Masalah keamanan juga terus menghambat balapan F1 di negara itu dengan seringnya pembajakan mobil dan perampokan senjata terhadap tim dan ofisial selama GP Brasil di Interlagos.

Area ketidaknyamanan lainnya, diakui dalam skala yang jauh lebih kecil dibandingkan poin sebelumnya, adalah kurangnya kehadiran Brasil saat ini di MotoGP.

Selama tugas terakhir olahraga di negara itu, Barros membintangi kelas utama, tetapi pada tahun 2020 di semua kelas hanya Eric Granado di MotoE yang mewakili bangsa, tetapi MotoGP dapat bersandar pada warisan Franco Morbidelli melalui ibu pembalap Petronas Yamaha dari Brasil.

[[{"fid": "1503296", "view_mode": "teaser", "fields": {"format": "teaser", "field_file_image_title_text [und] [0] [value]": false, "field_file_image_alt_text [ und] [0] [value] ": false," field_image_description [und] [0] [value] ":" Franco Morbidelli, tes MotoGP Qatar, 22 Februari 2020 "," field_search_text [und] [0] [value] " : ""}, "link_text": null, "type": "media", "field_deltas": {"2": {"format": "teaser", "field_file_image_title_text [und] [0] [nilai]": false, "field_file_image_alt_text [und] [0] [value]": false, "field_image_description [und] [0] [value]": "Franco Morbidelli, tes MotoGP Qatar, 22 Februari 2020", "field_search_text [und] [0 ] [nilai] ":" "}}," atribut ": {" style ":" height: 634px; width: 950px; "," class ":" media-element file-teaser "," data-delta ": "2"}}]]

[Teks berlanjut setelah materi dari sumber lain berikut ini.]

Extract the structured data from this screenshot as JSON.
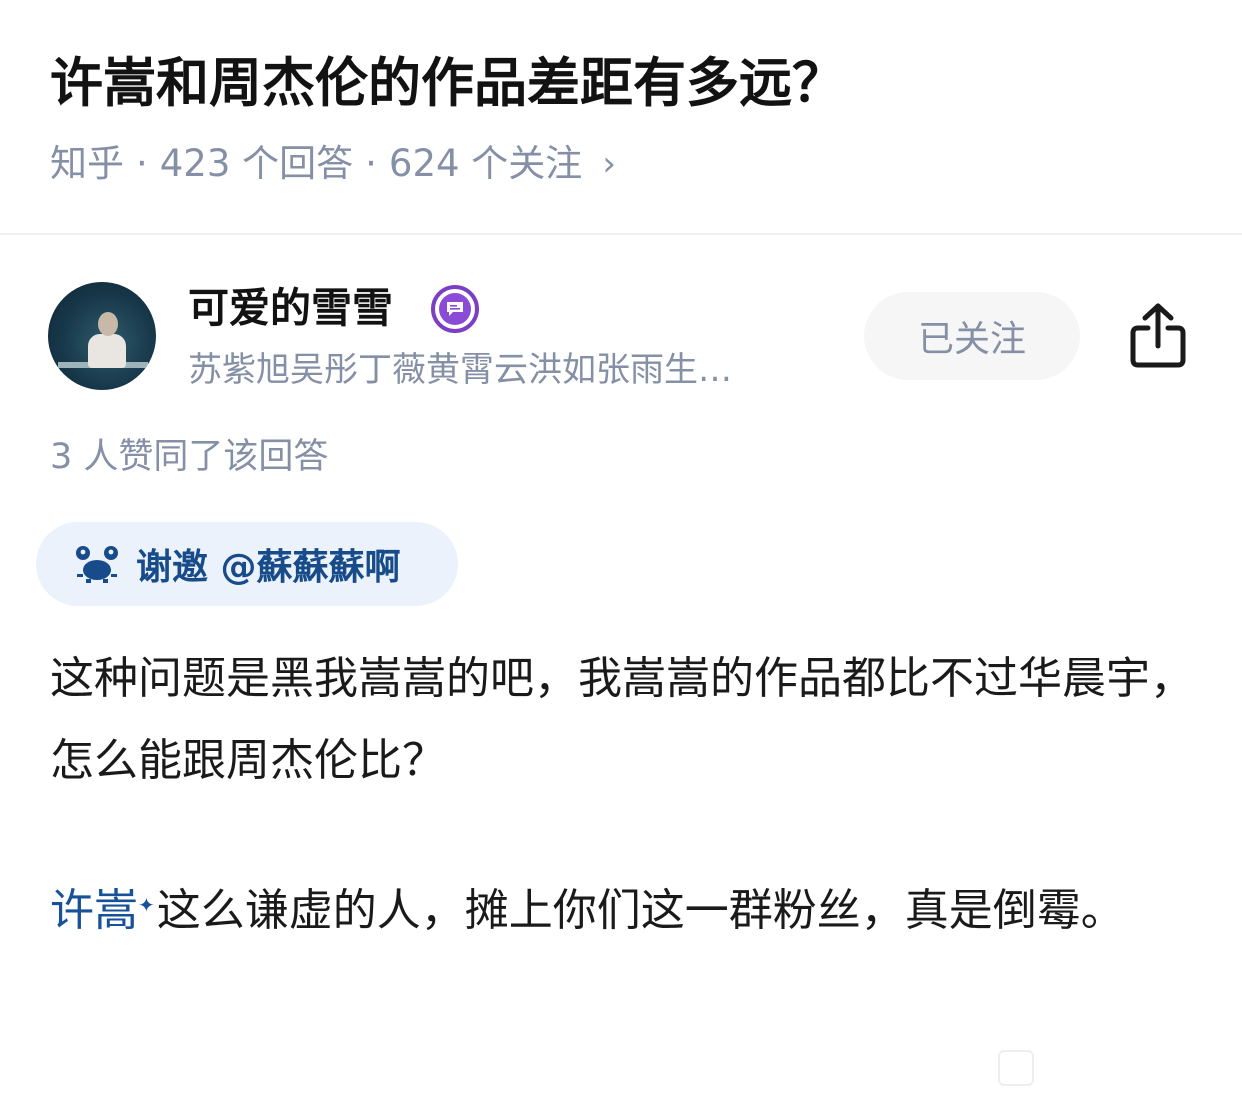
{
  "question": {
    "title": "许嵩和周杰伦的作品差距有多远？",
    "source": "知乎",
    "separator": "·",
    "answers": "423 个回答",
    "followers": "624 个关注",
    "chevron": "›"
  },
  "answer": {
    "author": {
      "name": "可爱的雪雪",
      "bio": "苏紫旭吴彤丁薇黄霄云洪如张雨生…",
      "badge_icon": "chat-badge-icon",
      "follow_label": "已关注"
    },
    "share_icon": "share-icon",
    "votes_text": "3 人赞同了该回答",
    "invite": {
      "icon": "crab-icon",
      "text": "谢邀 @蘇蘇蘇啊"
    },
    "paragraph1": "这种问题是黑我嵩嵩的吧，我嵩嵩的作品都比不过华晨宇，怎么能跟周杰伦比？",
    "paragraph2": {
      "topic_link": "许嵩",
      "spark": "✦",
      "text": "这么谦虚的人，摊上你们这一群粉丝，真是倒霉。"
    }
  },
  "colors": {
    "link": "#175199",
    "meta": "#8590a6",
    "invite_bg": "#ebf2fb",
    "badge": "#8a4bd6"
  }
}
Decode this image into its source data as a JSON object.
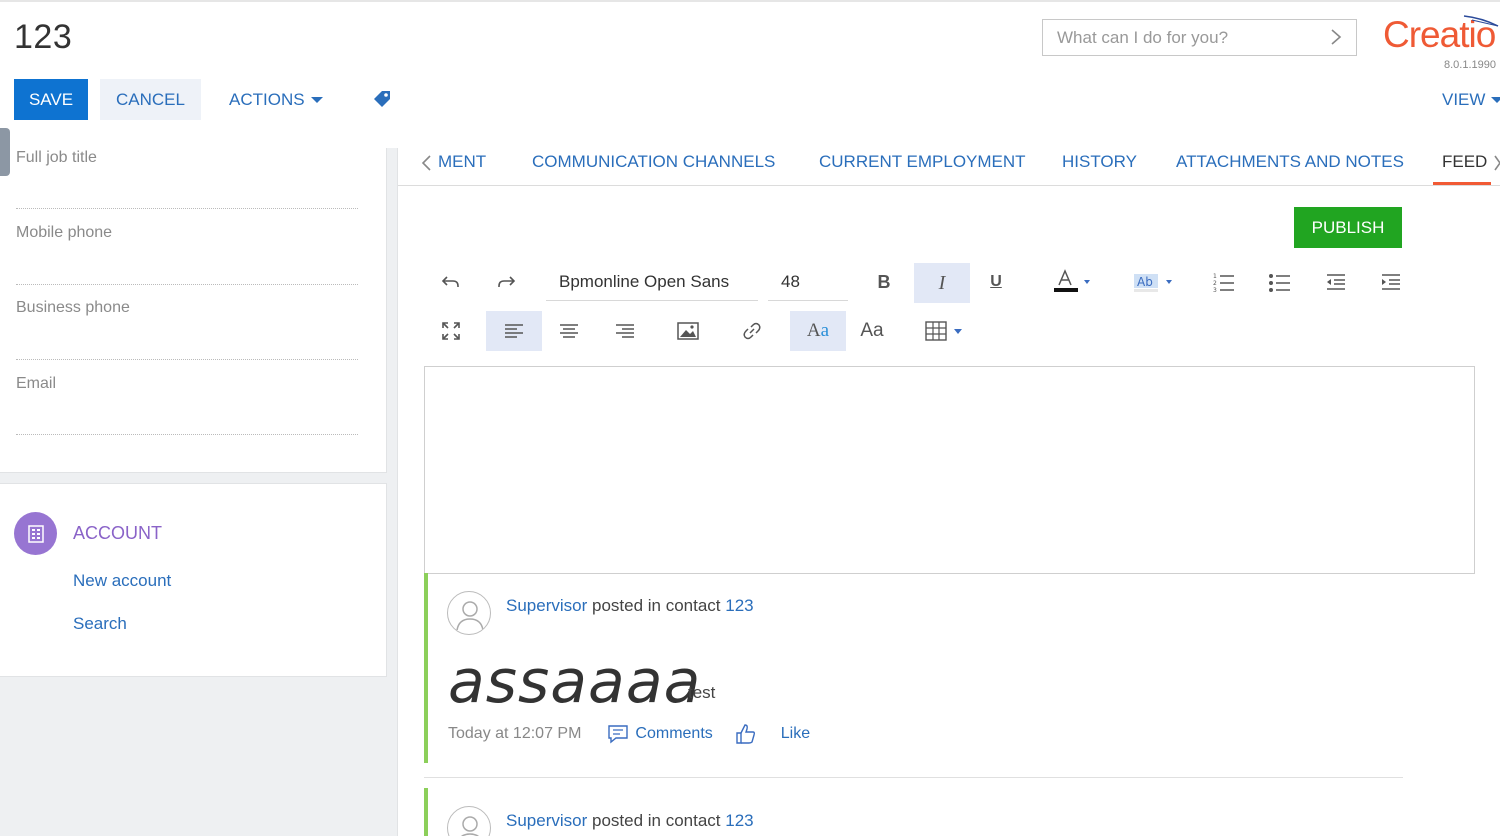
{
  "header": {
    "title": "123",
    "search_placeholder": "What can I do for you?",
    "logo_text": "Creatio",
    "version": "8.0.1.1990"
  },
  "toolbar": {
    "save_label": "SAVE",
    "cancel_label": "CANCEL",
    "actions_label": "ACTIONS",
    "view_label": "VIEW"
  },
  "left_panel": {
    "fields": [
      {
        "label": "Full job title"
      },
      {
        "label": "Mobile phone"
      },
      {
        "label": "Business phone"
      },
      {
        "label": "Email"
      }
    ],
    "account": {
      "title": "ACCOUNT",
      "links": [
        "New account",
        "Search"
      ]
    }
  },
  "tabs": [
    {
      "label": "MENT"
    },
    {
      "label": "COMMUNICATION CHANNELS"
    },
    {
      "label": "CURRENT EMPLOYMENT"
    },
    {
      "label": "HISTORY"
    },
    {
      "label": "ATTACHMENTS AND NOTES"
    },
    {
      "label": "FEED",
      "active": true
    }
  ],
  "feed": {
    "publish_label": "PUBLISH",
    "editor": {
      "font_family": "Bpmonline Open Sans",
      "font_size": "48"
    },
    "posts": [
      {
        "author": "Supervisor",
        "action": "posted in contact",
        "contact": "123",
        "big_text": "assaaaa",
        "small_text": "test",
        "time": "Today at 12:07 PM",
        "comments_label": "Comments",
        "like_label": "Like"
      },
      {
        "author": "Supervisor",
        "action": "posted in contact",
        "contact": "123"
      }
    ]
  },
  "colors": {
    "accent": "#0e73d1",
    "link": "#2a6ebb",
    "publish": "#21a521",
    "brand": "#ef5a35",
    "account": "#9775d2",
    "post_border": "#8ccf5a"
  }
}
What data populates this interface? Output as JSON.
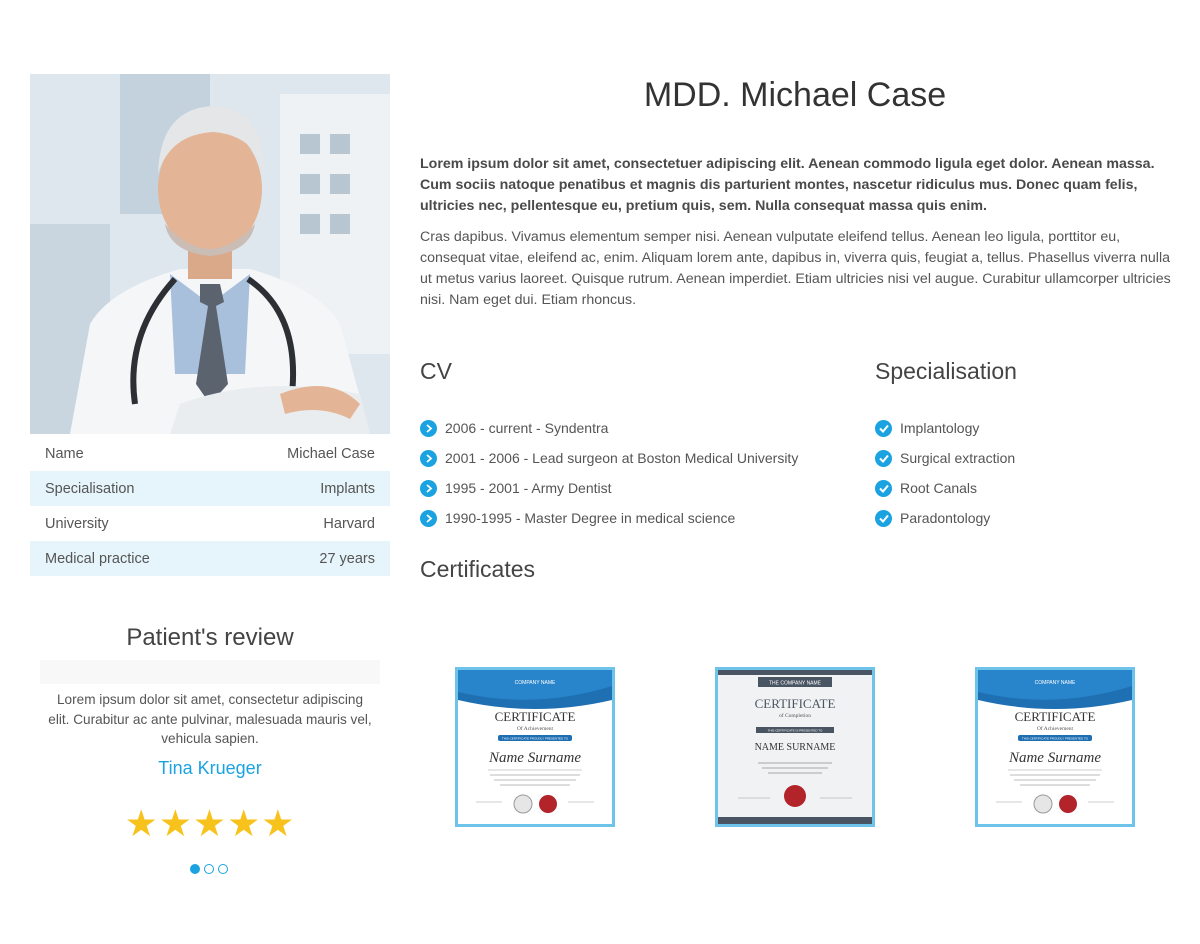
{
  "doctor": {
    "name": "MDD. Michael Case",
    "lead": "Lorem ipsum dolor sit amet, consectetuer adipiscing elit. Aenean commodo ligula eget dolor. Aenean massa. Cum sociis natoque penatibus et magnis dis parturient montes, nascetur ridiculus mus. Donec quam felis, ultricies nec, pellentesque eu, pretium quis, sem. Nulla consequat massa quis enim.",
    "body": "Cras dapibus. Vivamus elementum semper nisi. Aenean vulputate eleifend tellus. Aenean leo ligula, porttitor eu, consequat vitae, eleifend ac, enim. Aliquam lorem ante, dapibus in, viverra quis, feugiat a, tellus. Phasellus viverra nulla ut metus varius laoreet. Quisque rutrum. Aenean imperdiet. Etiam ultricies nisi vel augue. Curabitur ullamcorper ultricies nisi. Nam eget dui. Etiam rhoncus."
  },
  "info": [
    {
      "label": "Name",
      "value": "Michael Case"
    },
    {
      "label": "Specialisation",
      "value": "Implants"
    },
    {
      "label": "University",
      "value": "Harvard"
    },
    {
      "label": "Medical practice",
      "value": "27 years"
    }
  ],
  "cv": {
    "title": "CV",
    "items": [
      "2006 - current - Syndentra",
      "2001 - 2006 - Lead surgeon at Boston Medical University",
      "1995 - 2001 - Army Dentist",
      "1990-1995 - Master Degree in medical science"
    ]
  },
  "specialisation": {
    "title": "Specialisation",
    "items": [
      "Implantology",
      "Surgical extraction",
      "Root Canals",
      "Paradontology"
    ]
  },
  "certificates": {
    "title": "Certificates",
    "items": [
      {
        "company": "COMPANY NAME",
        "title": "CERTIFICATE",
        "subtitle": "Of Achievement",
        "ribbon": "THIS CERTIFICATE PROUDLY PRESENTED TO",
        "name": "Name Surname"
      },
      {
        "company": "THE COMPANY NAME",
        "title": "CERTIFICATE",
        "subtitle": "of Completion",
        "ribbon": "THIS CERTIFICATE IS PRESENTED TO",
        "name": "NAME SURNAME"
      },
      {
        "company": "COMPANY NAME",
        "title": "CERTIFICATE",
        "subtitle": "Of Achievement",
        "ribbon": "THIS CERTIFICATE PROUDLY PRESENTED TO",
        "name": "Name Surname"
      }
    ]
  },
  "review": {
    "title": "Patient's review",
    "text": "Lorem ipsum dolor sit amet, consectetur adipiscing elit. Curabitur ac ante pulvinar, malesuada mauris vel, vehicula sapien.",
    "author": "Tina Krueger",
    "stars": "★★★★★",
    "rating": 5,
    "slide_count": 3,
    "active_slide": 1
  },
  "colors": {
    "accent": "#1aa3e0",
    "row_alt": "#e6f5fb",
    "star": "#f8c21c",
    "cert_border": "#6ec3ea"
  }
}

Terlepas dari itu, MotoGP akan beralasan kehadiran yang lebih besar di Brasil seharusnya hanya mendorong pebalap yang sedang naik daun, sementara itu juga bisa mengarah pada seri Piala Bakat serupa yang dibentuk menyusul keberhasilan kompetisi junior yang sama di Asia, Eropa Utara dan Inggris Raya. .

MotoGP akan menghadapi sangat sedikit penolakan dari dalam paddock untuk kembali ke Brasil dan mengingat keberhasilan negara tersebut dalam menyelenggarakan acara olahraga besar baru-baru ini seperti Piala Dunia FIFA 2014 ditambah Olimpiade dan Paralimpiade 2016, langkah-langkah keamanan dan persiapannya memiliki landasan yang baik.

Waktu akan memberi tahu apakah rencana 2022-nya berubah menjadi kenyataan, tetapi dengan setidaknya 24 bulan tersisa banyak waktu tersisa bagi semua pihak untuk bersiap dengan baik untuk kembalinya MotoGP Brasil.